Tue Mar 25 11:54:53 EST 2003

Chris Cross writes:
 > However, we have a sticky requirement for our language support to be able
 > to switch dynamically between 1 byte ascii and 2 byte Unicode. By doing
 > this, our European languages require half the space of the Asian languages,
 > which is very important for our embedded customers who sqeal every kilobyte
 > we consume.
 > 
 > How hard would it be to change the character size from a build-time to a
 > run-time decision in expat?

Karl Waclawek writes:
 > It looks hard, since even the API itself is statically tied to the
 > definition of XML_Char.
 > 
 > However, you should be able to compile two libraries (XML_Char defined
 > as char or wchar_t), and dynamically load whichever you need at runtime,
 > and even switch between them. Why would that not work for you?

That sounds fairly tedious to me.

Recall that Expat tends to report data in fairly small chunks for
typical applications.  Even in plain text (PCDATA), Expat breaks data
at line boundaries.  If you want further control over the amount of
data reported in the character data callback, limit the amount of data
passed into Expat for any XML_Parse() or XML_ParseBuffer() call.
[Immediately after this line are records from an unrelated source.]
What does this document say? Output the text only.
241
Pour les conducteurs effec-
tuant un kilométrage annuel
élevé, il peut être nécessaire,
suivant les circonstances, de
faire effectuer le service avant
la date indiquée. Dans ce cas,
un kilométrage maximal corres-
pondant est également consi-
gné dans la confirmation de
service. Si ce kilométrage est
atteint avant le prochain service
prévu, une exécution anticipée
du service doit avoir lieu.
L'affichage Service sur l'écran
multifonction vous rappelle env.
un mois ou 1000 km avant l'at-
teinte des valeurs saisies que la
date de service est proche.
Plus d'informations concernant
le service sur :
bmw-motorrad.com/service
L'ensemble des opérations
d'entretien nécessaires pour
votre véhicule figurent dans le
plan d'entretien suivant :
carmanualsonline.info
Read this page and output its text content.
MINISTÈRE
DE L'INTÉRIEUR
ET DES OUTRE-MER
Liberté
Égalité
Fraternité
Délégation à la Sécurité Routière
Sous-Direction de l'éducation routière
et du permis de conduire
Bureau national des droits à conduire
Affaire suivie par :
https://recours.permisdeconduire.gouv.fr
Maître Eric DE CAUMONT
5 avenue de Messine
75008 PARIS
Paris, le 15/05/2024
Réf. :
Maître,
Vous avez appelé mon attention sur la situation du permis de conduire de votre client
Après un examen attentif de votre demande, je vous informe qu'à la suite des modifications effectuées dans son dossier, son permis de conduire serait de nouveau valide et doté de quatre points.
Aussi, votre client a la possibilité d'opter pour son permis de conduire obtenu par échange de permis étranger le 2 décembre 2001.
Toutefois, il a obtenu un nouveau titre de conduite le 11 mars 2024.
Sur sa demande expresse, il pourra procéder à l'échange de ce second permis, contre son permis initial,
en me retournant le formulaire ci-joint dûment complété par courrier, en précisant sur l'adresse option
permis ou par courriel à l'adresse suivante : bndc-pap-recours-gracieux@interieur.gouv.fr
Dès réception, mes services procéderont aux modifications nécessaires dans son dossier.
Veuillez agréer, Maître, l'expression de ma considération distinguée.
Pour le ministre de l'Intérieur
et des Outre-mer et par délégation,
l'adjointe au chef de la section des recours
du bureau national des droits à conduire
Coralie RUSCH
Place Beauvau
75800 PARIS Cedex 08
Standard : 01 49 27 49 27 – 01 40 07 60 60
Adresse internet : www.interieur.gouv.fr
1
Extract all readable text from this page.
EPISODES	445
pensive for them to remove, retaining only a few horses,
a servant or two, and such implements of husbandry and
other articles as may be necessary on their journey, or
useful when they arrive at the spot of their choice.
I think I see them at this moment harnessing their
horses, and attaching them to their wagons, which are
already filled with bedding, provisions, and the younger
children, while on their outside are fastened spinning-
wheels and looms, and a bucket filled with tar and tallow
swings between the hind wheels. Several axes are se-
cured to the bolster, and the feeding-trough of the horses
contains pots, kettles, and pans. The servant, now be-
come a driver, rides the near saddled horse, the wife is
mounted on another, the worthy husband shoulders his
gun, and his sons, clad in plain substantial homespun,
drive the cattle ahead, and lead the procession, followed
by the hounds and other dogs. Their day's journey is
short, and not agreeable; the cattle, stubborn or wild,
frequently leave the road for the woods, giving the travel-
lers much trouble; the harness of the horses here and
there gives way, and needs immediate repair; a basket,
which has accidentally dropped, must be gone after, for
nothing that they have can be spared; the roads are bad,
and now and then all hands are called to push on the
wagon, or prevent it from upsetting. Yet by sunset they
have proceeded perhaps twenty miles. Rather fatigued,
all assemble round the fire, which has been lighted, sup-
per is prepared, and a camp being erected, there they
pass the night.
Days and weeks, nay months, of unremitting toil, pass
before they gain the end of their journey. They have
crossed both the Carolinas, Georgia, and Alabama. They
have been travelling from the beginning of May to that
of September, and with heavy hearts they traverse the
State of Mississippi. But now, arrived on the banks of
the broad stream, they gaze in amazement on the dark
This can be used to an application's advantage, especially if there's
concern for the amount of memory being consumed.  Compile Expat with
the appropriate output encoding for your primary audience, and then
re-encode if necessary in the application logic.  This should be easy
to implement and allows support for output encodings other than UTF-8
or UTF-16.

  -Fred

-- 
Fred L. Drake, Jr.  <fdrake at acm.org>
PythonLabs at Zope Corporation